Dominican Primary School is a Catholic, co-educational, Primary School, which strives to provide a well-ordered, caring, happy and secure atmosphere where the intellectual, spiritual, physical, moral and cultural needs of the pupils are identified and addressed.  Against this background we on the staff assume responsibility for the care, welfare and safety of all pupils in our charge.  Of utmost important is the protection of our pupils from all dangers, be these of a physical, emotional or sexual nature.



To provide a well-ordered, caring, happy and secure environment so that all pupils will feel safe

  • To equip pupils with the necessary skills so that they will be more capable of understanding and dealing with incidents of abuse
  • To ensure that all staff, parents and Board of Management are aware of their responsibilities in this area.
  • To ensure that all members of staff are familiar with the Department of Education and Skills Guidelines on Child Protection.
  • To monitor pupils’ welfare ie. spiritual, physical, social, emotional and intellectual needs.




Children may be abused by a parent, another family member, a carer, a “friend” or a stranger.  Perpetrators can abuse either directly by physically, sexually or emotionally hurting children or by neglecting to provide them with proper care.  The abuse may take a number of forms including.


  • Neglect – The actual or likely persistent neglect of a child, or the failure to protect a child from exposure to any kind of danger, including cold and starvation. Neglect also includes a persistent failure to carry out important aspects of care such as the provision of supervision, medical care and affection.


  • Physical Abuse – Deliberately inflicting any physical injury on a child or the wilful or neglectful failure to protect a child from physical injury.


  • Sexual Abuse – The involvement of children in sexual activities, which are designed to arouse and gratify the perpetrator(s). Exposing children to items of pornography also constitutes child sexual abuse.

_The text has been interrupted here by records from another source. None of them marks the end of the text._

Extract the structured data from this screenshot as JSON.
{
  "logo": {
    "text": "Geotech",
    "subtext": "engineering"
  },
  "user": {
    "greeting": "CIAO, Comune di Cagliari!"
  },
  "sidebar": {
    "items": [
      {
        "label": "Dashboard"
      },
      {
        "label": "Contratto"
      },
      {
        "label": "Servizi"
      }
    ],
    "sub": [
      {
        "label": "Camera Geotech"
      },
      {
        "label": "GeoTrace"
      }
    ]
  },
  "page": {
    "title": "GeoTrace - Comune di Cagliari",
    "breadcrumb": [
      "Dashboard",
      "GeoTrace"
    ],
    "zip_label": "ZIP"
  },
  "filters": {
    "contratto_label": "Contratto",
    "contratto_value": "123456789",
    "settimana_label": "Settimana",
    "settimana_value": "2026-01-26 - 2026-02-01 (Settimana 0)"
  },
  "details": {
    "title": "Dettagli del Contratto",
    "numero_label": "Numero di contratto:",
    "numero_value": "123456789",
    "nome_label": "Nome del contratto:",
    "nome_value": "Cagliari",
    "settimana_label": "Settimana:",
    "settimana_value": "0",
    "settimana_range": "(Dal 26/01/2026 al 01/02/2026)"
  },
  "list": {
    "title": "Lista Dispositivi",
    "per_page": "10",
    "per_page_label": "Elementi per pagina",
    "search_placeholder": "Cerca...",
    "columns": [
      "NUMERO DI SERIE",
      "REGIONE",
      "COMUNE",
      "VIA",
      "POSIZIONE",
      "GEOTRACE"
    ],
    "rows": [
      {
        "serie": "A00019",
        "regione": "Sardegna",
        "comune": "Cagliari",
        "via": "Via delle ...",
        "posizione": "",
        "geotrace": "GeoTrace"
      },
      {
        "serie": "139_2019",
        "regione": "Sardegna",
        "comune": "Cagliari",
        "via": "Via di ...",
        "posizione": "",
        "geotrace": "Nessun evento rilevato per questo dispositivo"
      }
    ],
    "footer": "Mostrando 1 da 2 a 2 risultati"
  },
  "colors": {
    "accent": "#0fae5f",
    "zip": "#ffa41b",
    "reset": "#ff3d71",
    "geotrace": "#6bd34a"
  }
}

  • Emotional Abuse – The subjection of a child to regular verbal criticism, constant ridicule, threats, rejection either verbal or implied and exposure to frequent acts of violence or alcohol abuse.





School Staff are well placed to observe and note a variety of outward symptoms such as change in appearance, behaviour, learning pattern or development which may point to some form of abuse.  However such symptoms may also be due to a variety of other causes.


Nevertheless the following signs should be noted:


  • Bruises, particularly of a regular shape, which may indicate the use of an implement such as a strap or stick lacerations, bite marks, burns.


  • Excessive dependence or attention seeking.


  • Withdrawn, inappropriate sexual behaviour, early development.


Victims of abuse often display emotional or behavioural difficulties but the signs described above can do no more than give cause for concern.  They are not in themselves proof that abuse has occurred.




  • Staff Suspicions


Where a member of staff suspects or receives an allegation that a child is being abused he/she should, in the first instance, report the matter to the schools’ Designated Liaison Person (D.L.P).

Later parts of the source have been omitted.